Итак, атеизм был общим свойством радикальной части левого лагеря. Однако до прихода большевиков к власти он вовсе не был идеологическим требованием. “Красные похороны” были светскими, но не атеистическими. Скорбящие и жертвы насилия, которых они оплакивали, могли исповедовать любую религию или не исповедовать никакой. В октябре 1905 года похороны жертв еврейского погрома в Екатеринославле вылились в массовую демонстрацию. Погром стал очередным проявлением той ненависти, которая вырвалась наружу в связи с революцией и ее провалом. В этот раз, как и во многих других подобных случаях, ритуалы, речи и песни были заимствованы из широкого круга источников. Одним из таких источников, вдохновлявшим собравшихся, была музыка другой революции – Великой французской. Когда полиция дозволяла, демонстранты исполняли “Марсельезу”, а также популярные песни, восходящие к Отечественной войне 1812 года с Наполеоном. Военные образы битвы и боевой чести проходили цензуру, и самым популярным гимном “красных похорон”, по воспоминанию Александра Пастернака, стала песня “Вы жертвою пали”. Первоначальный текст, написанный в 1870-х – начале 1880-х годов, был довольно сдержанным:

Вы жертвою пали в борьбе роковой Любви беззаветной к народу, Вы отдали все, что могли, за него, За честь его, жизнь и свободу!

Но дальнейший текст – а некоторые строфы были добавлены в 1890-е годы – был куда более откровенен в своем революционном посыле:

А деспот пирует в роскошном дворце, Тревогу вином заливая, Но грозные буквы давно на стене Уж чертит рука роковая! Настанет пора – и проснется народ, Великий, могучий, свободный! Прощайте же, братья, вы честно прошли Свой доблестный путь, благородный! [226]

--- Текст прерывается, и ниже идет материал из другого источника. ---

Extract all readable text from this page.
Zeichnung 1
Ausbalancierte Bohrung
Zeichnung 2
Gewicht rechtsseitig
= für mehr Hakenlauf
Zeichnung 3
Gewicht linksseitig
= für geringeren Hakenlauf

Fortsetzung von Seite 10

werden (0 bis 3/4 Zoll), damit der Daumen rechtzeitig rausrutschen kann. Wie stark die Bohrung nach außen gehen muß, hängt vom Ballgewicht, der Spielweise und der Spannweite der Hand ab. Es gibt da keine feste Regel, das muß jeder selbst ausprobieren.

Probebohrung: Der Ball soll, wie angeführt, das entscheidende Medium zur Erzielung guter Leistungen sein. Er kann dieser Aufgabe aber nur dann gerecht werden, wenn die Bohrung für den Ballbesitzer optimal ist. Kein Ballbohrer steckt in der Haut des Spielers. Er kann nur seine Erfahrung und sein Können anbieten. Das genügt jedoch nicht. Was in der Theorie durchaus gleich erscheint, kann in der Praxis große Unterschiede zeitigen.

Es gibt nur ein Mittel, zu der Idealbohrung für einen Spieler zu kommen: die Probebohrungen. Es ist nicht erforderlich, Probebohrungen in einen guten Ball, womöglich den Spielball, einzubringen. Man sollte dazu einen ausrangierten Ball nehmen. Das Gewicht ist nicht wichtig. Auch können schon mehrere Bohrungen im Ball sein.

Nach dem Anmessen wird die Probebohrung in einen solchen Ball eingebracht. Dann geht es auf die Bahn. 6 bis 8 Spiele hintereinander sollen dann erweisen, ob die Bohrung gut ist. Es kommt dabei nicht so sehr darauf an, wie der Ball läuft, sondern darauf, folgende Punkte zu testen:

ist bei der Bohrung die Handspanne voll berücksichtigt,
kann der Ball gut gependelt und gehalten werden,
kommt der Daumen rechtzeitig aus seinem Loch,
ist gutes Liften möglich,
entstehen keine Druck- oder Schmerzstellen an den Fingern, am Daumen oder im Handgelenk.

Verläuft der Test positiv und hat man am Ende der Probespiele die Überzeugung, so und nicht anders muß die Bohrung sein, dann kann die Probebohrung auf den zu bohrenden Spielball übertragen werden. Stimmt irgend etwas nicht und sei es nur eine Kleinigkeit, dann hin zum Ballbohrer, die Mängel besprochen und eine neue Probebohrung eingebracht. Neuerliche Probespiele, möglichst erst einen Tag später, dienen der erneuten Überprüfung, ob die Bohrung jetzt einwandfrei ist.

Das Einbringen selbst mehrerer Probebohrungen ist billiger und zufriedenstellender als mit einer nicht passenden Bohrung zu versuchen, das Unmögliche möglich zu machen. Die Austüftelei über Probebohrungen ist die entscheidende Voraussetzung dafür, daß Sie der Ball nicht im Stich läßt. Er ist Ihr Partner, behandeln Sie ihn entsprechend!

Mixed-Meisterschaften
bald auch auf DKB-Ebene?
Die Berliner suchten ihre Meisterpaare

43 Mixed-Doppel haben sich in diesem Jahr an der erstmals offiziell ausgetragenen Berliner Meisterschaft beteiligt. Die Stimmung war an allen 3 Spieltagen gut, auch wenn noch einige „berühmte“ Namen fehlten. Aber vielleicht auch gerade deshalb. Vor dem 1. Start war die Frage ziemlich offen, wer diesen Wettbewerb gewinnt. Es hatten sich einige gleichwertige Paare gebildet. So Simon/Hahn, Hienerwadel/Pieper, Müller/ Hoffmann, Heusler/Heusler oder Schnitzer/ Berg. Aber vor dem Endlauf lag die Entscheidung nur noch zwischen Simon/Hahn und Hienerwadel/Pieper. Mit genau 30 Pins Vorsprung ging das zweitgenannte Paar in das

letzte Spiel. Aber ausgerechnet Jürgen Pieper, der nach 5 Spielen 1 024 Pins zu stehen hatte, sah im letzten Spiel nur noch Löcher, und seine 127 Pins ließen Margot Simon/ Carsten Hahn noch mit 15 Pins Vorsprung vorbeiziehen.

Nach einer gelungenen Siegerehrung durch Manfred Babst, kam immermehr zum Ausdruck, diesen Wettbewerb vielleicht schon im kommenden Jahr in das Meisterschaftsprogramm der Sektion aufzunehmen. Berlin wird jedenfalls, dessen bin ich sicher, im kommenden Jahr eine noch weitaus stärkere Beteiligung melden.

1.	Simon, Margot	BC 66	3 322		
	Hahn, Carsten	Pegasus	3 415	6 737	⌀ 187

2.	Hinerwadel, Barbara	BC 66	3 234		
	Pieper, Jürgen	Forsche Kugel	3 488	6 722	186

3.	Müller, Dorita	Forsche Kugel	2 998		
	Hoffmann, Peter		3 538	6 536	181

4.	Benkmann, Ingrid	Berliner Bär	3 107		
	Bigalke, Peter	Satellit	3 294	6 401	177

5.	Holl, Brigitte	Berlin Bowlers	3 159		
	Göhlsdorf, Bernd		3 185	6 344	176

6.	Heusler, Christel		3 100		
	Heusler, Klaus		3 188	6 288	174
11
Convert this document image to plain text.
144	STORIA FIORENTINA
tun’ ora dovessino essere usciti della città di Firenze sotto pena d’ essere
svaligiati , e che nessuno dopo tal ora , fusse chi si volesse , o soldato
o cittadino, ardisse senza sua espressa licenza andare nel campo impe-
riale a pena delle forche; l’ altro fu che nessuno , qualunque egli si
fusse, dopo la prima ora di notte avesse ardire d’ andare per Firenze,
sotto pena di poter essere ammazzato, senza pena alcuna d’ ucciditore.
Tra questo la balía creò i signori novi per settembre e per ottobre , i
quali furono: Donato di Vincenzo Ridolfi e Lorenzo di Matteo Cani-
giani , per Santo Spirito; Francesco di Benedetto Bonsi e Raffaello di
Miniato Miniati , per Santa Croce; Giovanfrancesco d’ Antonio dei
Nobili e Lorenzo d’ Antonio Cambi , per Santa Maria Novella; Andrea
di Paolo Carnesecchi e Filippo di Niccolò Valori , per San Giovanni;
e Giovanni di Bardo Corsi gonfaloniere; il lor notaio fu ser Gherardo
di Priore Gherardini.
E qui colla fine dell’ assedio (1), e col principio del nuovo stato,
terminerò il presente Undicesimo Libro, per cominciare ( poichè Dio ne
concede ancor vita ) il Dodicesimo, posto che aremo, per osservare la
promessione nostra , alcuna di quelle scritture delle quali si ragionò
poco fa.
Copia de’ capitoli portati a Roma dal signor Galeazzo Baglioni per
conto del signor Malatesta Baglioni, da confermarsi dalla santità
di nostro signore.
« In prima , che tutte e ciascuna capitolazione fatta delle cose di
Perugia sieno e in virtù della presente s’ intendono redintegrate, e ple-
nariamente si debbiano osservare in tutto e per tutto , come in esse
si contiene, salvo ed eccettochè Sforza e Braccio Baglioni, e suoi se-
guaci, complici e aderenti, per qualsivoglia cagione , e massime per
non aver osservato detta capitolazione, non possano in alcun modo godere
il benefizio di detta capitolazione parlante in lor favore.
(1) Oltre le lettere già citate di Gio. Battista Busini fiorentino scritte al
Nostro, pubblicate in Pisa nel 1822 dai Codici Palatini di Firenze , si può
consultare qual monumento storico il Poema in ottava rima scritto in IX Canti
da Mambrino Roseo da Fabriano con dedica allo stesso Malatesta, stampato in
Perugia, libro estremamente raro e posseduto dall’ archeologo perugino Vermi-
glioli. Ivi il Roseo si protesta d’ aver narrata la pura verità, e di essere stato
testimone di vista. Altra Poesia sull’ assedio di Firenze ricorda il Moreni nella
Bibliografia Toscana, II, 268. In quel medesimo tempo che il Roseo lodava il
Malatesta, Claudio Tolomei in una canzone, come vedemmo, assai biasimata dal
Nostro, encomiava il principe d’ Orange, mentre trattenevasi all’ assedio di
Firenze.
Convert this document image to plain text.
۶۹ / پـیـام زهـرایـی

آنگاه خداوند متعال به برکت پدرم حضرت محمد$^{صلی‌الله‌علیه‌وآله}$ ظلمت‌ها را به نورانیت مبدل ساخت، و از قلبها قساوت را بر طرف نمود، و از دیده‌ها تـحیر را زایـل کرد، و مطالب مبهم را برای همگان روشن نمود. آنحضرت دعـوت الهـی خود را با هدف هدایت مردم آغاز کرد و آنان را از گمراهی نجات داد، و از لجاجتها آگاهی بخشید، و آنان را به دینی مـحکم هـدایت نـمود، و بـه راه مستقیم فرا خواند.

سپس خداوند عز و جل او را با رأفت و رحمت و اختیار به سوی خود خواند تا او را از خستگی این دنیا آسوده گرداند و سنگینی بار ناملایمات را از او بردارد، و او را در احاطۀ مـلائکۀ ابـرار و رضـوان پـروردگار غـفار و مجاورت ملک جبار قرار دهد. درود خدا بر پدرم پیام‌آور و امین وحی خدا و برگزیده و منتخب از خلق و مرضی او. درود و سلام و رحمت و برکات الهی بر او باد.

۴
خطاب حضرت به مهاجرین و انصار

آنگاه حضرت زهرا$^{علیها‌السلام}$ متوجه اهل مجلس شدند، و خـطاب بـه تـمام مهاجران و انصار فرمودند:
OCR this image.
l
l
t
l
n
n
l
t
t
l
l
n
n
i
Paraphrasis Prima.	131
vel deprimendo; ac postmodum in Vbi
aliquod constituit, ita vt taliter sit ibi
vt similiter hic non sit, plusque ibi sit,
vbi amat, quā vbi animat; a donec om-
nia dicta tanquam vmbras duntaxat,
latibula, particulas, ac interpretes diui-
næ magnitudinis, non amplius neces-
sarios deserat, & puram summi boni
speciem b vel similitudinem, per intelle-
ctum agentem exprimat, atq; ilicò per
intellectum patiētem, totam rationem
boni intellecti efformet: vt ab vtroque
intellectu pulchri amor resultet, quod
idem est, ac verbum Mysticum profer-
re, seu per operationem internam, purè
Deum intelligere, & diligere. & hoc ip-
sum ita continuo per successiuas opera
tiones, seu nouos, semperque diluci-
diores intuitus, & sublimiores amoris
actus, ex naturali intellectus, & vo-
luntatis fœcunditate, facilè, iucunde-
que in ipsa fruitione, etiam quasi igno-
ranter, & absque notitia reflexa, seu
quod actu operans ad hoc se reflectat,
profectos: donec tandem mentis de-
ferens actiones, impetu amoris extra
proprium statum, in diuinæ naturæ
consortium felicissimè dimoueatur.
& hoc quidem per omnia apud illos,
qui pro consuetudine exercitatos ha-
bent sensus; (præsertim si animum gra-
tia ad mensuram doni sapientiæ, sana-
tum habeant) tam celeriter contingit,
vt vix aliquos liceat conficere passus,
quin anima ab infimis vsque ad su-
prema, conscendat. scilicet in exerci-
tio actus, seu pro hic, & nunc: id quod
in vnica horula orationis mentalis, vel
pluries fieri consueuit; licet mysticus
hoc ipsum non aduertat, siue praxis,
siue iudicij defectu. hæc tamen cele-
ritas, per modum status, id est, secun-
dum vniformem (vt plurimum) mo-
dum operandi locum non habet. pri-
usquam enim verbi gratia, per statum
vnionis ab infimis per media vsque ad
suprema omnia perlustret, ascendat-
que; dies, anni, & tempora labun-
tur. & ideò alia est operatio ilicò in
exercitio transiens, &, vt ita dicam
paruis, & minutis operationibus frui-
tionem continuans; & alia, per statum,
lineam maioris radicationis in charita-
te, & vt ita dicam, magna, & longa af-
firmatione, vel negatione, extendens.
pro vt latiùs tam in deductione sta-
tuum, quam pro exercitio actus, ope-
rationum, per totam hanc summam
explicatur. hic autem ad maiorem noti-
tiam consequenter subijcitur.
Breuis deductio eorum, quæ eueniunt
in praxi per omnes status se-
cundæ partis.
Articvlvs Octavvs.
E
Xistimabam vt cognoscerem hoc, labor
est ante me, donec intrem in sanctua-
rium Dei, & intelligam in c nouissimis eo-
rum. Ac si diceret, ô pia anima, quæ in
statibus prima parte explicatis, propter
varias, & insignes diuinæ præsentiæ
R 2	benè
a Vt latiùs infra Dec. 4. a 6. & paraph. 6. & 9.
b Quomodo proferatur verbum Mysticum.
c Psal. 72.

Текст этой песни типичен не только из-за духа жертвенности, который пронизывает его, но и потому, что заимствует хорошо знакомый библейский образ – письмена на стене дворца вавилонского царя Валтасара: “мене, мене, текел, упарсин”. Значительная часть революционной поэзии того времени – причем не только гимны, посвященные павшим, – прибегала к похожим религиозным мотивам. В конце концов, в этом нет ничего удивительного, ведь радикально настроенные рабочие 1905–1917 годов были наследниками религиозной культуры. Их язык был пропитан религиозной образностью. Даже излюбленные ими бранные слова обычно в той или иной форме отсылали к Богу или святым угодникам. Но за словами и неисследованными аллюзиями скрывалось более общее метафорическое понимание жизни. В своей статье о религиозности в среде элиты рабочего класса Марк Стайнберг пишет: “Для них характерно было представление о человеческом существовании как о мифическом путешествии через страдания к спасению, к избавлению от невзгод, зла и даже смерти. Образы мученичества, распятия, преображения-перевоплощения и воскресения оставались частью их творческого словаря так же, как и нарративное внимание к страданию, злу и спасению души”.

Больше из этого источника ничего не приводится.